Başımı geriye çekerek ona baktım.

"Yanağından öpecektim. Niye bana doğru dönüyorsun." Ali gülümseyerek başını geriye doğru koltuğa yaslayarak bana bakarken;

"Beni öpmen için fırsat bulmuşken öpücüğünün yanağımda heba olmasını istemedim. Dudaktan olunca çok daha iyi hissettiriyor."

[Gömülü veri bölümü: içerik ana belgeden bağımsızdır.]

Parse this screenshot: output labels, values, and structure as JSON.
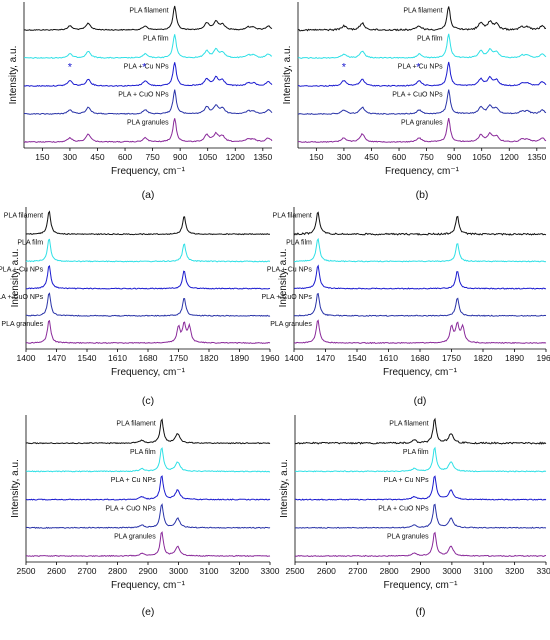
{
  "figure": {
    "series_names": [
      "PLA filament",
      "PLA film",
      "PLA + Cu NPs",
      "PLA + CuO NPs",
      "PLA granules"
    ],
    "series_colors": [
      "#111111",
      "#2fe0e6",
      "#1b1bcf",
      "#2a34a8",
      "#8a2a9a"
    ],
    "ylabel": "Intensity, a.u.",
    "xlabel": "Frequency, cm⁻¹"
  },
  "chart_data": [
    {
      "panel": "(a)",
      "type": "line",
      "xlim": [
        50,
        1400
      ],
      "xticks": [
        150,
        300,
        450,
        600,
        750,
        900,
        1050,
        1200,
        1350
      ],
      "ylabel": "Intensity, a.u.",
      "xlabel": "Frequency, cm⁻¹",
      "grid": false,
      "series": [
        {
          "name": "PLA filament",
          "peaks": [
            [
              300,
              0.15
            ],
            [
              400,
              0.25
            ],
            [
              710,
              0.15
            ],
            [
              870,
              0.9
            ],
            [
              1045,
              0.25
            ],
            [
              1095,
              0.3
            ],
            [
              1130,
              0.2
            ],
            [
              1270,
              0.1
            ],
            [
              1300,
              0.1
            ],
            [
              1380,
              0.15
            ]
          ]
        },
        {
          "name": "PLA film",
          "peaks": [
            [
              300,
              0.15
            ],
            [
              400,
              0.25
            ],
            [
              710,
              0.15
            ],
            [
              870,
              0.9
            ],
            [
              1045,
              0.25
            ],
            [
              1095,
              0.3
            ],
            [
              1130,
              0.2
            ],
            [
              1270,
              0.1
            ],
            [
              1300,
              0.1
            ],
            [
              1380,
              0.15
            ]
          ]
        },
        {
          "name": "PLA + Cu NPs",
          "peaks": [
            [
              300,
              0.2
            ],
            [
              400,
              0.25
            ],
            [
              710,
              0.2
            ],
            [
              870,
              0.9
            ],
            [
              1045,
              0.25
            ],
            [
              1095,
              0.3
            ],
            [
              1130,
              0.2
            ],
            [
              1270,
              0.1
            ],
            [
              1300,
              0.1
            ],
            [
              1380,
              0.15
            ]
          ]
        },
        {
          "name": "PLA + CuO NPs",
          "peaks": [
            [
              300,
              0.15
            ],
            [
              400,
              0.25
            ],
            [
              710,
              0.15
            ],
            [
              870,
              0.9
            ],
            [
              1045,
              0.25
            ],
            [
              1095,
              0.3
            ],
            [
              1130,
              0.2
            ],
            [
              1270,
              0.1
            ],
            [
              1300,
              0.1
            ],
            [
              1380,
              0.15
            ]
          ]
        },
        {
          "name": "PLA granules",
          "peaks": [
            [
              300,
              0.15
            ],
            [
              400,
              0.3
            ],
            [
              710,
              0.15
            ],
            [
              870,
              0.9
            ],
            [
              1045,
              0.25
            ],
            [
              1095,
              0.3
            ],
            [
              1130,
              0.2
            ],
            [
              1270,
              0.1
            ],
            [
              1300,
              0.1
            ],
            [
              1380,
              0.15
            ]
          ]
        }
      ],
      "annotations": [
        {
          "text": "*",
          "series": "PLA + Cu NPs",
          "x": 300
        },
        {
          "text": "*",
          "series": "PLA + Cu NPs",
          "x": 705
        }
      ]
    },
    {
      "panel": "(b)",
      "type": "line",
      "xlim": [
        50,
        1400
      ],
      "xticks": [
        150,
        300,
        450,
        600,
        750,
        900,
        1050,
        1200,
        1350
      ],
      "ylabel": "Intensity, a.u.",
      "xlabel": "Frequency, cm⁻¹",
      "grid": false,
      "series": [
        {
          "name": "PLA filament",
          "peaks": [
            [
              300,
              0.15
            ],
            [
              400,
              0.25
            ],
            [
              710,
              0.15
            ],
            [
              870,
              0.9
            ],
            [
              1045,
              0.25
            ],
            [
              1095,
              0.3
            ],
            [
              1130,
              0.2
            ],
            [
              1270,
              0.1
            ],
            [
              1300,
              0.1
            ],
            [
              1380,
              0.15
            ]
          ]
        },
        {
          "name": "PLA film",
          "peaks": [
            [
              300,
              0.15
            ],
            [
              400,
              0.25
            ],
            [
              710,
              0.15
            ],
            [
              870,
              0.9
            ],
            [
              1045,
              0.25
            ],
            [
              1095,
              0.3
            ],
            [
              1130,
              0.2
            ],
            [
              1270,
              0.1
            ],
            [
              1300,
              0.1
            ],
            [
              1380,
              0.15
            ]
          ]
        },
        {
          "name": "PLA + Cu NPs",
          "peaks": [
            [
              300,
              0.2
            ],
            [
              400,
              0.25
            ],
            [
              710,
              0.2
            ],
            [
              870,
              0.9
            ],
            [
              1045,
              0.25
            ],
            [
              1095,
              0.3
            ],
            [
              1130,
              0.2
            ],
            [
              1270,
              0.1
            ],
            [
              1300,
              0.1
            ],
            [
              1380,
              0.15
            ]
          ]
        },
        {
          "name": "PLA + CuO NPs",
          "peaks": [
            [
              300,
              0.15
            ],
            [
              400,
              0.25
            ],
            [
              710,
              0.15
            ],
            [
              870,
              0.9
            ],
            [
              1045,
              0.25
            ],
            [
              1095,
              0.3
            ],
            [
              1130,
              0.2
            ],
            [
              1270,
              0.1
            ],
            [
              1300,
              0.1
            ],
            [
              1380,
              0.15
            ]
          ]
        },
        {
          "name": "PLA granules",
          "peaks": [
            [
              300,
              0.15
            ],
            [
              400,
              0.3
            ],
            [
              710,
              0.15
            ],
            [
              870,
              0.9
            ],
            [
              1045,
              0.25
            ],
            [
              1095,
              0.3
            ],
            [
              1130,
              0.2
            ],
            [
              1270,
              0.1
            ],
            [
              1300,
              0.1
            ],
            [
              1380,
              0.15
            ]
          ]
        }
      ],
      "annotations": [
        {
          "text": "*",
          "series": "PLA + Cu NPs",
          "x": 300
        },
        {
          "text": "*",
          "series": "PLA + Cu NPs",
          "x": 705
        }
      ]
    },
    {
      "panel": "(c)",
      "type": "line",
      "xlim": [
        1400,
        1960
      ],
      "xticks": [
        1400,
        1470,
        1540,
        1610,
        1680,
        1750,
        1820,
        1890,
        1960
      ],
      "ylabel": "Intensity, a.u.",
      "xlabel": "Frequency, cm⁻¹",
      "grid": false,
      "series": [
        {
          "name": "PLA filament",
          "peaks": [
            [
              1453,
              0.9
            ],
            [
              1763,
              0.7
            ]
          ]
        },
        {
          "name": "PLA film",
          "peaks": [
            [
              1453,
              0.9
            ],
            [
              1763,
              0.7
            ]
          ]
        },
        {
          "name": "PLA + Cu NPs",
          "peaks": [
            [
              1453,
              0.9
            ],
            [
              1763,
              0.7
            ]
          ]
        },
        {
          "name": "PLA + CuO NPs",
          "peaks": [
            [
              1453,
              0.9
            ],
            [
              1763,
              0.7
            ]
          ]
        },
        {
          "name": "PLA granules",
          "peaks": [
            [
              1453,
              0.9
            ],
            [
              1750,
              0.6
            ],
            [
              1763,
              0.7
            ],
            [
              1775,
              0.6
            ]
          ]
        }
      ]
    },
    {
      "panel": "(d)",
      "type": "line",
      "xlim": [
        1400,
        1960
      ],
      "xticks": [
        1400,
        1470,
        1540,
        1610,
        1680,
        1750,
        1820,
        1890,
        1960
      ],
      "ylabel": "Intensity, a.u.",
      "xlabel": "Frequency, cm⁻¹",
      "grid": false,
      "series": [
        {
          "name": "PLA filament",
          "peaks": [
            [
              1453,
              0.9
            ],
            [
              1763,
              0.7
            ]
          ]
        },
        {
          "name": "PLA film",
          "peaks": [
            [
              1453,
              0.9
            ],
            [
              1763,
              0.7
            ]
          ]
        },
        {
          "name": "PLA + Cu NPs",
          "peaks": [
            [
              1453,
              0.9
            ],
            [
              1763,
              0.7
            ]
          ]
        },
        {
          "name": "PLA + CuO NPs",
          "peaks": [
            [
              1453,
              0.9
            ],
            [
              1763,
              0.7
            ]
          ]
        },
        {
          "name": "PLA granules",
          "peaks": [
            [
              1453,
              0.9
            ],
            [
              1750,
              0.6
            ],
            [
              1763,
              0.7
            ],
            [
              1775,
              0.6
            ]
          ]
        }
      ]
    },
    {
      "panel": "(e)",
      "type": "line",
      "xlim": [
        2500,
        3300
      ],
      "xticks": [
        2500,
        2600,
        2700,
        2800,
        2900,
        3000,
        3100,
        3200,
        3300
      ],
      "ylabel": "Intensity, a.u.",
      "xlabel": "Frequency, cm⁻¹",
      "grid": false,
      "series": [
        {
          "name": "PLA filament",
          "peaks": [
            [
              2880,
              0.1
            ],
            [
              2945,
              0.9
            ],
            [
              2997,
              0.35
            ]
          ]
        },
        {
          "name": "PLA film",
          "peaks": [
            [
              2880,
              0.1
            ],
            [
              2945,
              0.9
            ],
            [
              2997,
              0.35
            ]
          ]
        },
        {
          "name": "PLA + Cu NPs",
          "peaks": [
            [
              2880,
              0.1
            ],
            [
              2945,
              0.9
            ],
            [
              2997,
              0.35
            ]
          ]
        },
        {
          "name": "PLA + CuO NPs",
          "peaks": [
            [
              2880,
              0.1
            ],
            [
              2945,
              0.9
            ],
            [
              2997,
              0.35
            ]
          ]
        },
        {
          "name": "PLA granules",
          "peaks": [
            [
              2880,
              0.1
            ],
            [
              2945,
              0.9
            ],
            [
              2997,
              0.35
            ]
          ]
        }
      ]
    },
    {
      "panel": "(f)",
      "type": "line",
      "xlim": [
        2500,
        3300
      ],
      "xticks": [
        2500,
        2600,
        2700,
        2800,
        2900,
        3000,
        3100,
        3200,
        3300
      ],
      "ylabel": "Intensity, a.u.",
      "xlabel": "Frequency, cm⁻¹",
      "grid": false,
      "series": [
        {
          "name": "PLA filament",
          "peaks": [
            [
              2880,
              0.1
            ],
            [
              2945,
              0.9
            ],
            [
              2997,
              0.35
            ]
          ]
        },
        {
          "name": "PLA film",
          "peaks": [
            [
              2880,
              0.1
            ],
            [
              2945,
              0.9
            ],
            [
              2997,
              0.35
            ]
          ]
        },
        {
          "name": "PLA + Cu NPs",
          "peaks": [
            [
              2880,
              0.1
            ],
            [
              2945,
              0.9
            ],
            [
              2997,
              0.35
            ]
          ]
        },
        {
          "name": "PLA + CuO NPs",
          "peaks": [
            [
              2880,
              0.1
            ],
            [
              2945,
              0.9
            ],
            [
              2997,
              0.35
            ]
          ]
        },
        {
          "name": "PLA granules",
          "peaks": [
            [
              2880,
              0.1
            ],
            [
              2945,
              0.9
            ],
            [
              2997,
              0.35
            ]
          ]
        }
      ]
    }
  ]
}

"Uyuz" diyerek boştaki sol elimin tersiyle kaslı karnına doğru hafiften vurdum. Ali umursamayıp gülümseyerek bana baktığında utanıp önümü dönerken gözlerim araba aynasından soğuk bakışlarla bizi izleyen Serhat'a kaydı. Serhat ona baktığımı farkedip göz ucuyla son kez bana bakarak gözlerini tekrar yola dikmişti. Bu beni biraz ürkütse de zaten dolu olan kafamı daha fazla düşünecelerle doldurmak istemedim.